But only for API users so far

Sep 30, 2009 13:58 GMT  ·  By

Google is yet again putting to good use its massive computing capabilities and technology portfolio to offer new features and tools for its products. The company has announced that it has enabled optical character recognition for files uploaded to Google Docs through an API it now provides. The OCR works for images with typewritten or printed text of reasonably large resolutions and it’s still pretty much in the experimental phase.

“Optical Character Recognition (OCR), allows your application to create editable Google Documents from high-resolution images containing text (such as faxes or scanned letters). To perform OCR on a .png, .jpg, or .gif upload, add the ocr=true parameter onto your upload request,” Jaron Schaeffer and Eric Bidelman, from the Google Docs team, wrote on the Google Data APIs blog. “OCR will only work well on high-resolution images. The quality of the extracted text isn't perfect yet, but we're busy improving it!”

The feature isn't available for everyday users and hasn't been integrated into the service yet but the underlying technology has been enabled and can be accessed by third-party developers using the Documents List Data API by using the 'ocr=true' parameter. Regular users though can have a go at testing the new technology by using the sample page and uploader which Google has provided as an example use case.

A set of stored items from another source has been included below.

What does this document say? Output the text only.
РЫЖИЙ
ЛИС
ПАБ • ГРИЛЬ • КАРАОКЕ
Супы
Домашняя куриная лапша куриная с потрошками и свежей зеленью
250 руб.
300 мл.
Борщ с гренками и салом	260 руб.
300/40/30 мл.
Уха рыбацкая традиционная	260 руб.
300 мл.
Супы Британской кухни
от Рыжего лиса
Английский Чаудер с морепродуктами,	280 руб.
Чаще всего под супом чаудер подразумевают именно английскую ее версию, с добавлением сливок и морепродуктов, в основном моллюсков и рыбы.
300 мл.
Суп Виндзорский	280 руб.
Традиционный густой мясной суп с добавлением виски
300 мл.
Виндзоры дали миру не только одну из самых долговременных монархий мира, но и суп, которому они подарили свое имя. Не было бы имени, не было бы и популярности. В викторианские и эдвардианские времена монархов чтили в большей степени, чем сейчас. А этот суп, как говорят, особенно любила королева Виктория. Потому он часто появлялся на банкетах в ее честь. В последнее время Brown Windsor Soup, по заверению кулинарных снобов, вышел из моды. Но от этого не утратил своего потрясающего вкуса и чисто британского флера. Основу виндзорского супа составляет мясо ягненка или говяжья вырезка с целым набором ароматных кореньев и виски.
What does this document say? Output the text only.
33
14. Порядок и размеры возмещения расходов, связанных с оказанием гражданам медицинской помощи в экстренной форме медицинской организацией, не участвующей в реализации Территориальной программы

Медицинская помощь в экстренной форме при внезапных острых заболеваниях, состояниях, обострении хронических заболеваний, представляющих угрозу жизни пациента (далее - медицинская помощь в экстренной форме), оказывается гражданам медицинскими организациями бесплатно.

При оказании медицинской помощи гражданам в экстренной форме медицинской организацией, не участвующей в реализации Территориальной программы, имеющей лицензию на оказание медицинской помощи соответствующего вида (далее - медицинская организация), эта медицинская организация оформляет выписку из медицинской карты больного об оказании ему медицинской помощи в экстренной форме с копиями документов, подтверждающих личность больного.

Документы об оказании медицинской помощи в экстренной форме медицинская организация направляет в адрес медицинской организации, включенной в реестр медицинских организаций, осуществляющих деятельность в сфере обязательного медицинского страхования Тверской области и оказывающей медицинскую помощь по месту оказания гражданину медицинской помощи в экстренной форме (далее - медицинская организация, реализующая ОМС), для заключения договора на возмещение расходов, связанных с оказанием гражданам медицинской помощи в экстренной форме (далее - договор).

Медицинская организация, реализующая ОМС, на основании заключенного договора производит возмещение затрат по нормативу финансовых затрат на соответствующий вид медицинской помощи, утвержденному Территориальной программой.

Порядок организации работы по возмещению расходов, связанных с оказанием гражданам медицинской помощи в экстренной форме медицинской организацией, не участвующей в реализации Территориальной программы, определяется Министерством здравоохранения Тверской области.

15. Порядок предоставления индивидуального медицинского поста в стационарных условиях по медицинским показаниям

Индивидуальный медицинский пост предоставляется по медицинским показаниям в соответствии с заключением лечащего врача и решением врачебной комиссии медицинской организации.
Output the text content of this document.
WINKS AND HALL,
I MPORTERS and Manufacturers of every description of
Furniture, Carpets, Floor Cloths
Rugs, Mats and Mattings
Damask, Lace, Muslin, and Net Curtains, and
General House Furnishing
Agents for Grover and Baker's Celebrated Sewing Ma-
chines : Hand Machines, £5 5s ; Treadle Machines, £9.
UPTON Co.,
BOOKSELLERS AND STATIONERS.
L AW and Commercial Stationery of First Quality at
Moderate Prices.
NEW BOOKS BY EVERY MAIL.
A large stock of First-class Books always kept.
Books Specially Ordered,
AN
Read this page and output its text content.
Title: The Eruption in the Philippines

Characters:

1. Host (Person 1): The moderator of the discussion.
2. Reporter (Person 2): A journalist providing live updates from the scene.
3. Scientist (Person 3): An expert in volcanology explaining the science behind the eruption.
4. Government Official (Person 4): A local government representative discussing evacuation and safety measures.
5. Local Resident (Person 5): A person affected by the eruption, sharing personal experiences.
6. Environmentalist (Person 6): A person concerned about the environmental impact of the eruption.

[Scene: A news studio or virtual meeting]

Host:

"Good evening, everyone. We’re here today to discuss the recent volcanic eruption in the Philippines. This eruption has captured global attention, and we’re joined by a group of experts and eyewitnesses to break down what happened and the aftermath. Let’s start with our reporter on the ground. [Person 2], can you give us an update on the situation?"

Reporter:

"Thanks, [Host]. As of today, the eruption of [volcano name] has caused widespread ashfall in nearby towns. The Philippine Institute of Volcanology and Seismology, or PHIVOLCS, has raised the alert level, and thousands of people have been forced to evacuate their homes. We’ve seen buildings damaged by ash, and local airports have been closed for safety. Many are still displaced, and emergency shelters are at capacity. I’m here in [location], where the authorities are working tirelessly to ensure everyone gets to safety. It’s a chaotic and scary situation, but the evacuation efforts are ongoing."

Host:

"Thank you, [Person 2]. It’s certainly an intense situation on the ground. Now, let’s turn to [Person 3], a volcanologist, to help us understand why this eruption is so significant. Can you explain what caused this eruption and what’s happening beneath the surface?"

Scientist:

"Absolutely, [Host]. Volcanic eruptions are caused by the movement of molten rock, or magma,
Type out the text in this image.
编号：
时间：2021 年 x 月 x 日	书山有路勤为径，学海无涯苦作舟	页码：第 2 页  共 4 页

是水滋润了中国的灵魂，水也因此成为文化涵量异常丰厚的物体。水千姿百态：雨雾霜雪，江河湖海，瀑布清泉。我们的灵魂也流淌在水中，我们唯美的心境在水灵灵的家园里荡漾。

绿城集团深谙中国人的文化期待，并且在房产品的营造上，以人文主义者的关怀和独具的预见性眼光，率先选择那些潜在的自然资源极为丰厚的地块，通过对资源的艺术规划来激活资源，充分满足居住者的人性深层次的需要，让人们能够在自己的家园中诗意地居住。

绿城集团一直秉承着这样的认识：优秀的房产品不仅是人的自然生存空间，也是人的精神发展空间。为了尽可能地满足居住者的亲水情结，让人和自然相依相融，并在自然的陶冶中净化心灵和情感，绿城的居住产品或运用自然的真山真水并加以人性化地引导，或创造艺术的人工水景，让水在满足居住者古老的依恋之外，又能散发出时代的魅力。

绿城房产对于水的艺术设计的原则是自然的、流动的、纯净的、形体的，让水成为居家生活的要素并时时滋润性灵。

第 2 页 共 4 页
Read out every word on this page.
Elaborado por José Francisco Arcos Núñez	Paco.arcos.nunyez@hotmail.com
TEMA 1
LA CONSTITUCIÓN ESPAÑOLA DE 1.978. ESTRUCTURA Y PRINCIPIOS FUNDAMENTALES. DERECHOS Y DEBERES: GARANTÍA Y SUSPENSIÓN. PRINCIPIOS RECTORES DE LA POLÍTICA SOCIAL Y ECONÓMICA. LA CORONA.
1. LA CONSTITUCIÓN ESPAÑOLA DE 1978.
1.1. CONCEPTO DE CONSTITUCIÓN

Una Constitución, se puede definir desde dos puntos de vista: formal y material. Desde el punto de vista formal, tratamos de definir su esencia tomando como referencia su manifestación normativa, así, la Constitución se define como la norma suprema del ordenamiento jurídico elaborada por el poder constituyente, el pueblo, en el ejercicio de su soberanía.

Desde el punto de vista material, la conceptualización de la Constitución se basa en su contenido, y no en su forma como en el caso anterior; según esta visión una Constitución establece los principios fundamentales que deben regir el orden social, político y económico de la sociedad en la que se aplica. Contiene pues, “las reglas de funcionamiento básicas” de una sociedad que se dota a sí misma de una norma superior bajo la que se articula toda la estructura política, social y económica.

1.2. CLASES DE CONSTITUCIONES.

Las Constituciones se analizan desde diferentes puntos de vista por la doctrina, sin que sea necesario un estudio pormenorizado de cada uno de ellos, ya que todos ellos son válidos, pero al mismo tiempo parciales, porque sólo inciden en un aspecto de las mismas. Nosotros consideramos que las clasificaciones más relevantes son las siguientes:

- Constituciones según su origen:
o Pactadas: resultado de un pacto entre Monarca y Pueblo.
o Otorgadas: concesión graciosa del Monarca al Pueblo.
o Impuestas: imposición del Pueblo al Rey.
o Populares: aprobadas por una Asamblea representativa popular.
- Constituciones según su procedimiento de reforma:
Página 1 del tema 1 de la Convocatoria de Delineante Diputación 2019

There are several limitations at the moment: the feature only accepts several common image formats and the images have to be rather high-resolution to get the best results. There is also a 10 MB per file size limit and a maximum resolution limit of 25 megapixels. The results are hit or miss but for high-quality images the OCR technology tends to get decent reading recognizing a fair number of them. Unfortunately, the process is still rather buggy and prone to errors, not entirely surprising considering this is just a first release but certainly not ready for production use. Still, as the technology matures it could prove a very compelling reason to use Google Docs.